Einen Instandhaltungsplan aufstellen
Gebäude und Instandhaltung · Redaktion: Larsen Immobilien · Stand: 06.09.2026
Ein Instandhaltungsplan verbindet den Zustand des Gebäudes mit anstehenden Arbeiten und der finanziellen Vorbereitung. Er muss nicht jedes Bauteil auf den Monat genau prognostizieren.

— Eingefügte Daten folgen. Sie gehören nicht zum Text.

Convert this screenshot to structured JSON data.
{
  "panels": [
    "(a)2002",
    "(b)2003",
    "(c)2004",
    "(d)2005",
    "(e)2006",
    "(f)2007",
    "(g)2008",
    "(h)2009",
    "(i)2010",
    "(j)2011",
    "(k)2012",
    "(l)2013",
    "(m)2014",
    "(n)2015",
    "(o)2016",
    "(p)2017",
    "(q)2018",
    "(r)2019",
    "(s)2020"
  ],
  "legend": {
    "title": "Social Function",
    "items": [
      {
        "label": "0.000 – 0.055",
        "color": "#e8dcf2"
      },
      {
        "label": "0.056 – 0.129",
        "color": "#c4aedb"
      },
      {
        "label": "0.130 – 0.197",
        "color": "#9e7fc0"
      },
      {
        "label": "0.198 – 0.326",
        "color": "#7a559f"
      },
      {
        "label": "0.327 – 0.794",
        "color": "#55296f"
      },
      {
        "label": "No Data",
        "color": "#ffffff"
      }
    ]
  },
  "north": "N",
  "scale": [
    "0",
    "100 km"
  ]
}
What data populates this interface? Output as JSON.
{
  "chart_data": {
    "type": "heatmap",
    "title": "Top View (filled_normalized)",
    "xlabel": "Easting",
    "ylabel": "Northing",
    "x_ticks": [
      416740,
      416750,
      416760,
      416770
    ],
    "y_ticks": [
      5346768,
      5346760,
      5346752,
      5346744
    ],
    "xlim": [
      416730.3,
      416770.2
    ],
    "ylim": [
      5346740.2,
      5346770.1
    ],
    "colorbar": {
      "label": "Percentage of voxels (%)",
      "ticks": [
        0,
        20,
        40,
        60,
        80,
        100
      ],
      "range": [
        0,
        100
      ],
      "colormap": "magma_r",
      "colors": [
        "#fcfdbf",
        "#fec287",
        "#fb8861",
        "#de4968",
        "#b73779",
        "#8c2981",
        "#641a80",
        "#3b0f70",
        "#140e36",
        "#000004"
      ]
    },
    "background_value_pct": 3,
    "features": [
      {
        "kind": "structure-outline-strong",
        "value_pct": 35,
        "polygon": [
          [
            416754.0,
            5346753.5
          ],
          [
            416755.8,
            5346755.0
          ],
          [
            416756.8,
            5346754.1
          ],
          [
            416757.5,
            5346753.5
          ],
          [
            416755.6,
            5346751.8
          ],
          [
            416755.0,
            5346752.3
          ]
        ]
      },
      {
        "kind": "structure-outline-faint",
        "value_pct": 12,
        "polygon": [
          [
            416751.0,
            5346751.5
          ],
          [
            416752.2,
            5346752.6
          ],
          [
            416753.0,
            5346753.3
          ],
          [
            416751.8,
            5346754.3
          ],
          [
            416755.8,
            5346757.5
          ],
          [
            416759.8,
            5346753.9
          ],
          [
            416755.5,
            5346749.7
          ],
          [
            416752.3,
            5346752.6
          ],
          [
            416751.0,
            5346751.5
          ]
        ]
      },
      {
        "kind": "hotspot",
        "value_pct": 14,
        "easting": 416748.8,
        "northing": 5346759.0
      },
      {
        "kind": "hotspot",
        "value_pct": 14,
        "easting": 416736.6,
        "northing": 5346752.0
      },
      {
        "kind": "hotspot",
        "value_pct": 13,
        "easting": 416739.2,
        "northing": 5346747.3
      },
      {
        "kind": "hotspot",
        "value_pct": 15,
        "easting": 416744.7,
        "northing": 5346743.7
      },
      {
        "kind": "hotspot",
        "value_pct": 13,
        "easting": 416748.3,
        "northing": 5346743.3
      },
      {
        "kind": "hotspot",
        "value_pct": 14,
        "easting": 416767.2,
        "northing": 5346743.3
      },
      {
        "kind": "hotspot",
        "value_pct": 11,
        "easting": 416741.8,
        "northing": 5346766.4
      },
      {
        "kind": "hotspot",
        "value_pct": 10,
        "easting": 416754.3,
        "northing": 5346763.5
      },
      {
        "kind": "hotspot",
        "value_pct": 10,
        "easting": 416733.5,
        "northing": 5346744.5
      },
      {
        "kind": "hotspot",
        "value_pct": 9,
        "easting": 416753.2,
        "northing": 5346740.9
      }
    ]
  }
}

Für den Einstieg genügt eine nachvollziehbare Übersicht über bekannte und absehbare Aufgaben.
Darauf kommt es an
Erfassen Sie Bauteil, Zustand, letzte größere Arbeit und vorhandene Hinweise aus Wartungen. Ordnen Sie Maßnahmen nach Dringlichkeit und Auswirkungen bei einem Aufschub. Unterscheiden Sie akute Schäden, vorbeugende Maßnahmen und Verbesserungen des Komforts.
Praktisch vorgehen
Ergänzen Sie grobe Kostenrahmen und kennzeichnen Sie deren Unsicherheit. Technische Einschätzungen sollten von geeigneten Fachleuten stammen. Aktualisieren Sie den Plan nach größeren Arbeiten und neuen Erkenntnissen, damit erledigte Aufgaben verschwinden und Folgemaßnahmen sichtbar bleiben.
Beispiel und nächster Schritt
Praktisches Beispiel: Die Heizung funktioniert noch, Ersatzteile werden jedoch zunehmend schwer beschaffbar. Nehmen Sie die Vorbereitung eines Austauschs auf, ohne daraus automatisch einen sofortigen Auftrag abzuleiten. Gleichzeitig kann eine undichte Dachstelle deutlich dringlicher sein. Der Plan hilft, solche unterschiedlichen Prioritäten begründet zu ordnen.
Allgemeine Orientierung. Objektbezogene rechtliche, steuerliche und technische Fragen bitte fachlich prüfen.